Example of adding unwanted complexity:
// ❌ BAD - Added auto-dismiss without being asked useEffect(() => { if (errorMessage) { const timer = setTimeout(() => { setErrorMessage(null); }, 10000); return () => clearTimeout(timer); } }, [errorMessage]);
Instead, implement the simplest solution that meets the requirement.
DRY
Notice when you've made the same change many times, refactor to create a shared function or component, update all the duplicated code, and then continue on with the original work. When repeating string literals (especially in error messages, UI text, or system instructions), extract them to named constants in a relevant constants/utils file - never define the same string literal multiple times across files.
Avoid unnecessary callback indirection: If a hook detects a condition and has access to all data needed to handle it, let it handle the action directly rather than passing callbacks up to parent components. Keep hooks self-contained when possible.
UX Considerations
- For every operation in the frontend, there should be a keyboard shortcut.
- Buttons, widgets, etc. that have a keybind should display a tooltip for it during hover.
Logging
In the backend, use the log
class from log.ts
to log messages. Particularly spammy messages
should go through log.debug()
.
Solving Bugs
- When solving a new bug, consider whether there's a solution that simplifies the overall codebase to simplify the bug.
- If you're fixing via simplifcation, a new test case is generally not necessary.
- If fixing through additional complexity, add a test case if an existing convenient harness exists.

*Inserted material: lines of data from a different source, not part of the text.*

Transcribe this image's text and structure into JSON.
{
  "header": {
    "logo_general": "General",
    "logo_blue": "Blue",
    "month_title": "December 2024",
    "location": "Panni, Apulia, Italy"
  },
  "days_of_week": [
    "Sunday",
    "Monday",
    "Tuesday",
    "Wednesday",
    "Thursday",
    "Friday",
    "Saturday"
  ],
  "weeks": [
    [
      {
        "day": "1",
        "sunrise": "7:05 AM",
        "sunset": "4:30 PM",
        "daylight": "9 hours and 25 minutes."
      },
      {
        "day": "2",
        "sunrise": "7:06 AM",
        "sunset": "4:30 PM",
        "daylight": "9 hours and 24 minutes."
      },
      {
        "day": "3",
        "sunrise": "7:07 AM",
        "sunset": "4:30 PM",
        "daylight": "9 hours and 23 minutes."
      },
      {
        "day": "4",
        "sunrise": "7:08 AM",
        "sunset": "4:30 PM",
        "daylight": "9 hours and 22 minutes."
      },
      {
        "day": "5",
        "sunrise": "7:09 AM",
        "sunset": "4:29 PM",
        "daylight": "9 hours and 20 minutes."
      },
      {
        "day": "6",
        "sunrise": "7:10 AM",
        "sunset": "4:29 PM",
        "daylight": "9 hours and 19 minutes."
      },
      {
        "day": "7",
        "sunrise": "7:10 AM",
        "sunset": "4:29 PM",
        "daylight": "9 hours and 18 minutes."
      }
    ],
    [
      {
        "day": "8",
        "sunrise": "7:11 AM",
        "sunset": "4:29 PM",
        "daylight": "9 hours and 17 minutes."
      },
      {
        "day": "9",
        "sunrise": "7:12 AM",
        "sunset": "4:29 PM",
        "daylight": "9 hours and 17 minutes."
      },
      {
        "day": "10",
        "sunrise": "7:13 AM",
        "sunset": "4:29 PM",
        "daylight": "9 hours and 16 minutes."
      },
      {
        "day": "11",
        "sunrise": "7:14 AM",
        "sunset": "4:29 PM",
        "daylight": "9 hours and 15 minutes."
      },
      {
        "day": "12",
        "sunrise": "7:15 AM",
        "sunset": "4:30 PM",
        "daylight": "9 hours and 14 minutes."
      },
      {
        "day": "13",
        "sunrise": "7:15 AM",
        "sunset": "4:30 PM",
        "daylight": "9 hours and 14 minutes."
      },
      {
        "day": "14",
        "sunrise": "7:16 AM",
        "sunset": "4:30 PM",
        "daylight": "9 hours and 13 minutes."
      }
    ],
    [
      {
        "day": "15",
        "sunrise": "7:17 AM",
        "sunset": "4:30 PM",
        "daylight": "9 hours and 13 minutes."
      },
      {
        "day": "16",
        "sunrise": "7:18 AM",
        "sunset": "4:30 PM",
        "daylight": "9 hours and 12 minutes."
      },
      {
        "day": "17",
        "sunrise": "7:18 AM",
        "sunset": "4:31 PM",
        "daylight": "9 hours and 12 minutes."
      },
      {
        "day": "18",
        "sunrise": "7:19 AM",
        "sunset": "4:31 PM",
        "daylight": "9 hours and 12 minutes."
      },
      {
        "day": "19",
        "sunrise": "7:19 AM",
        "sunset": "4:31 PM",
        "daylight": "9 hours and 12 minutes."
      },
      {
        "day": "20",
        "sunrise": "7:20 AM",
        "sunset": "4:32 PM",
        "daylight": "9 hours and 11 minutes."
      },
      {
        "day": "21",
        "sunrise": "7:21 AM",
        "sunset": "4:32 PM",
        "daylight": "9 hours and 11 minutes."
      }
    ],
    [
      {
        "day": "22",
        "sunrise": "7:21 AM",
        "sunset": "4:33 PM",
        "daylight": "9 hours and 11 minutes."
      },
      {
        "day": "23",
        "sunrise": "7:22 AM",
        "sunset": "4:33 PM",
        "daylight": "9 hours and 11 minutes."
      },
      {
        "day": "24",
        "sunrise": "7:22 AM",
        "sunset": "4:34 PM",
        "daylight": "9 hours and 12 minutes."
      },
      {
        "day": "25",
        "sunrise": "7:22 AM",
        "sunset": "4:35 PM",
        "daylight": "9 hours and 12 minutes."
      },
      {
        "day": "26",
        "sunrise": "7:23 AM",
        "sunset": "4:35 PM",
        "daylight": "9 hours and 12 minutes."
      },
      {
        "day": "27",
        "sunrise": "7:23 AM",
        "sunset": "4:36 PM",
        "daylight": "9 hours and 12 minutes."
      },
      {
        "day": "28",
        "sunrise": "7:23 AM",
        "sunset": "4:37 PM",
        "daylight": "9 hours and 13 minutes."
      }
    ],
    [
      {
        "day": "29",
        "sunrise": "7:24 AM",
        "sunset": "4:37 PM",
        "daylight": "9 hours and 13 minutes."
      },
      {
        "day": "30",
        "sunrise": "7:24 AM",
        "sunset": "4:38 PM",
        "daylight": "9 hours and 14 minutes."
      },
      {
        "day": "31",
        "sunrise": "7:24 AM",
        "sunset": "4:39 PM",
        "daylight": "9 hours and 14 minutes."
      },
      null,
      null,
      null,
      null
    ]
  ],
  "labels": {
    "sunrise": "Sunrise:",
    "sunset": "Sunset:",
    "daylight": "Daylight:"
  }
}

- Otherwise if creating complexity, propose a new test harness to contain the new tests.
Mode: Exec
If a user requests wait_pr_checks
, treat it as a directive to keep running that process and address failures continuously. Do not return to the user until the checks succeed or you encounter a blocker you cannot resolve alone. This mode signals that the user expects persistent execution without further prompting.

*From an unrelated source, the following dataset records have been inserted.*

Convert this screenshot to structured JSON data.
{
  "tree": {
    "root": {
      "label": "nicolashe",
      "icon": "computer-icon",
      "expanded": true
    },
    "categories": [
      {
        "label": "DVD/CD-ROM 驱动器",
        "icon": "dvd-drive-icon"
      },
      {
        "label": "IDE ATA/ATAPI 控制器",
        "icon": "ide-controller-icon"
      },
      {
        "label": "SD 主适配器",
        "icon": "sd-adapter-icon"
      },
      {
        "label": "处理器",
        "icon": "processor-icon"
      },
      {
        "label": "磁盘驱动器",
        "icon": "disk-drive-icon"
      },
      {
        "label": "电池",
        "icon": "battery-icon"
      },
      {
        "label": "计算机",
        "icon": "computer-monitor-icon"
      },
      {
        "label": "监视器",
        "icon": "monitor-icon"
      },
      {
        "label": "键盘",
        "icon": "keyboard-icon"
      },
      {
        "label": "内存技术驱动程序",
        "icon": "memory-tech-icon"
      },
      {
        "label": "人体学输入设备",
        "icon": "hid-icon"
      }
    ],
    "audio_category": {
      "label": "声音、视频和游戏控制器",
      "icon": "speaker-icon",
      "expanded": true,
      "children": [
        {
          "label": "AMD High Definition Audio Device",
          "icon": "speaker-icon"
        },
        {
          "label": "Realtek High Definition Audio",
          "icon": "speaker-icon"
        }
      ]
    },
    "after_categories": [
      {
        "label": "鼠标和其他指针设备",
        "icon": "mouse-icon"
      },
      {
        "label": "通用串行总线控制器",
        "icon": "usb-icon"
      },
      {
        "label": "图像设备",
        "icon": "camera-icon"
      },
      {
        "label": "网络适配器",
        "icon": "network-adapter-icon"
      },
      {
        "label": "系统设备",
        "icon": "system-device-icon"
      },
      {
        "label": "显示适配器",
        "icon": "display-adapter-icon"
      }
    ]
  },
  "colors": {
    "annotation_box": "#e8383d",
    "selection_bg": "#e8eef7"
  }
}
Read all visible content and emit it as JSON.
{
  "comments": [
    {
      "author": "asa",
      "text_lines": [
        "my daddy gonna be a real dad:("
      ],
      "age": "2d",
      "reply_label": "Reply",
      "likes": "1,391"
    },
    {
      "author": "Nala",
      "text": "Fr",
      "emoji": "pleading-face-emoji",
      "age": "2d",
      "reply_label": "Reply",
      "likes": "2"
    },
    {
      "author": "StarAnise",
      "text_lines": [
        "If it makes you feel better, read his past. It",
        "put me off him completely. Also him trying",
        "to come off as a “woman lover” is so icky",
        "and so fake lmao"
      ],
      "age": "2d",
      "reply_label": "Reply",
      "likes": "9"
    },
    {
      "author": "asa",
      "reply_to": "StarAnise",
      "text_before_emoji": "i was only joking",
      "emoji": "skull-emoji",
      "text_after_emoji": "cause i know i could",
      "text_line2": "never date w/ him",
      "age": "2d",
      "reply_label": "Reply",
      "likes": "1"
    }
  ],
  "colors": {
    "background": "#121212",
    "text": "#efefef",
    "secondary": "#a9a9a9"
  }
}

If static checks fail remotely, reproduce the error locally with make static-check
before responding. If formatting issues are flagged, run make fmt
to fix them before retrying CI.
If any test or check fails in CI, see if you can reproduce the failure locally before returning to wait_pr_checks. Try to run the minimal set of tests to reproduce the failure. This is in an effort to move fast. Take note of how long commands take to run and adjust your workflow to minimize time spent waiting.
Mode: Plan
In Plan Mode, attach a net LoC estimate to recommended approach(es). This estimate should be focussed on product code changes, not test code changes.